Here, too, there are tools from requirements engineering. Instead of “the system must be fast”, a sentence template provides a verifiable statement: this function must provide an answer in 99 percent of cases under defined framework conditions in no more than this much time.
The product owner decides how visible the topic becomes. If it is important enough to him, he raises it as an acceptance criterion and has it demonstrated. Otherwise, he trusts the test activities of the system testing team.
Three Xs: a lightweight test strategy for stories
If a story is technically testable, three activities jump out of its structure. Brandes summarizes them as the Triple X strategy: Acceptance, Exploratory, Risks.
- Acceptance: The acceptance criteria are always tested and always automated. They are what absolutely has to work.
- Exploratory: Every story is exploratory tested, based on the criteria, the specification or intuition. The aim is fast feedback, early error detection and system understanding.
- Risks: Optionally, a systematic test design procedure is added if the risk and specification justify it. Here, the tester requires a test basis, such as a decision table.
There is a reversal in this sequence. Acceptance and exploratory tests always run, systematic procedures only if they help. Systematic testing thus becomes a complement to experience-based testing, while the foundation level has the sentence exactly the other way around.

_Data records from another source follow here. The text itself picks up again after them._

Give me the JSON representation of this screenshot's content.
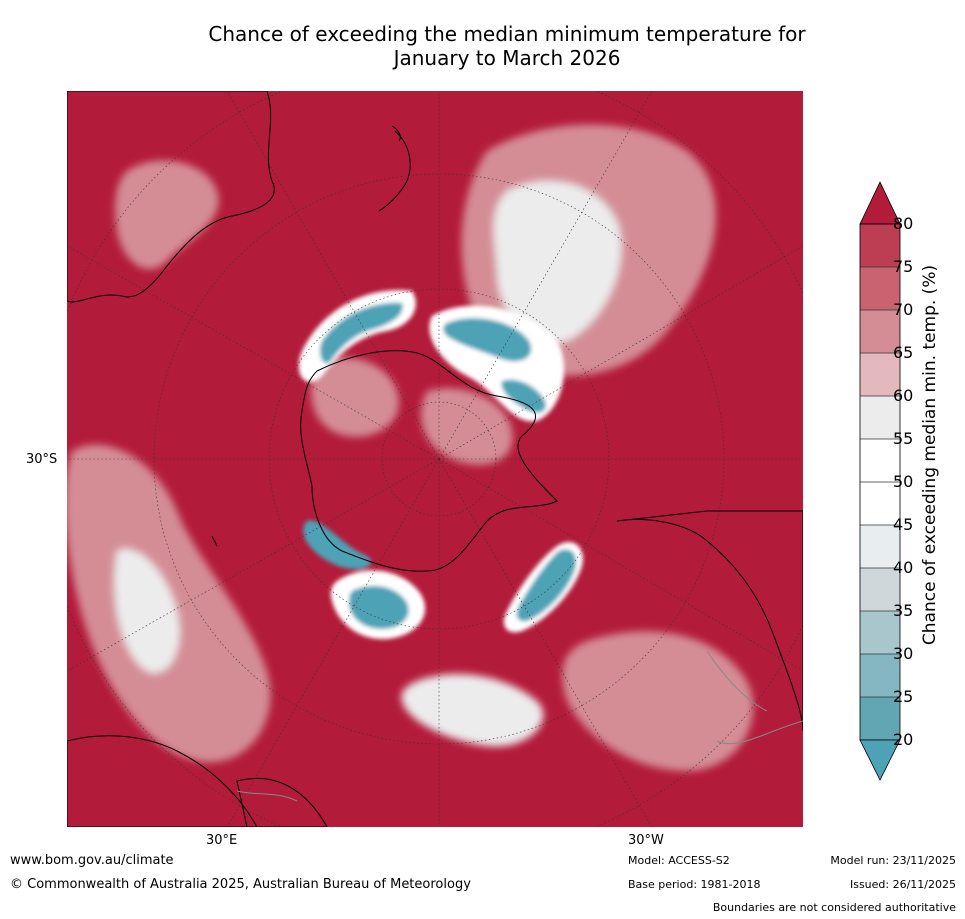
{
  "title_line1": "Chance of exceeding the median minimum temperature for",
  "title_line2": "January to March 2026",
  "lat_label": "30°S",
  "lon_labels": [
    "30°E",
    "30°W"
  ],
  "colorbar": {
    "title": "Chance of exceeding median min. temp. (%)",
    "ticks": [
      "80",
      "75",
      "70",
      "65",
      "60",
      "55",
      "50",
      "45",
      "40",
      "35",
      "30",
      "25",
      "20"
    ],
    "colors_high_to_low": [
      "#b31b3a",
      "#bd3d52",
      "#c8636f",
      "#d48d95",
      "#e3b9bd",
      "#ececec",
      "#ffffff",
      "#ffffff",
      "#e8edf0",
      "#d0d7da",
      "#a9c6cc",
      "#85b7c3",
      "#62a6b3"
    ],
    "overflow_high": "#b31b3a",
    "overflow_low": "#4da2b6"
  },
  "map": {
    "base_color": "#b31b3a",
    "land_outline": "#000000",
    "border_color": "#888888"
  },
  "footer": {
    "website": "www.bom.gov.au/climate",
    "copyright": "© Commonwealth of Australia 2025, Australian Bureau of Meteorology",
    "model": "Model: ACCESS-S2",
    "base_period": "Base period: 1981-2018",
    "model_run": "Model run: 23/11/2025",
    "issued": "Issued: 26/11/2025",
    "disclaimer": "Boundaries are not considered authoritative"
  }
}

Model-based testing also fits into agile
Model-based testing generates test artifacts from formal models such as UML or BPMN. The most important distinction separates system models from test models.
System models describe the system and often come from the requirements engineer, for example as a use case model or class diagram. A test model looks similar, but describes the test of the system. It belongs to the test and can be enriched with test decisions and concrete test data that have no place in a system specification.
Abstract tests can be derived from system models using path generators, which saves a lot of hard work. Concrete tests can even be generated from test models. If such a model comes along with a risky story, the bridge to the test strategy is built.
Brandes attributes the fact that model-based testing is hardly used in agile to a double misunderstanding. Models are seen as mere documentation, and documentation is seen as dispensable in agile. Both assumptions are wrong. Where a model helps to test the beast, it is part of it.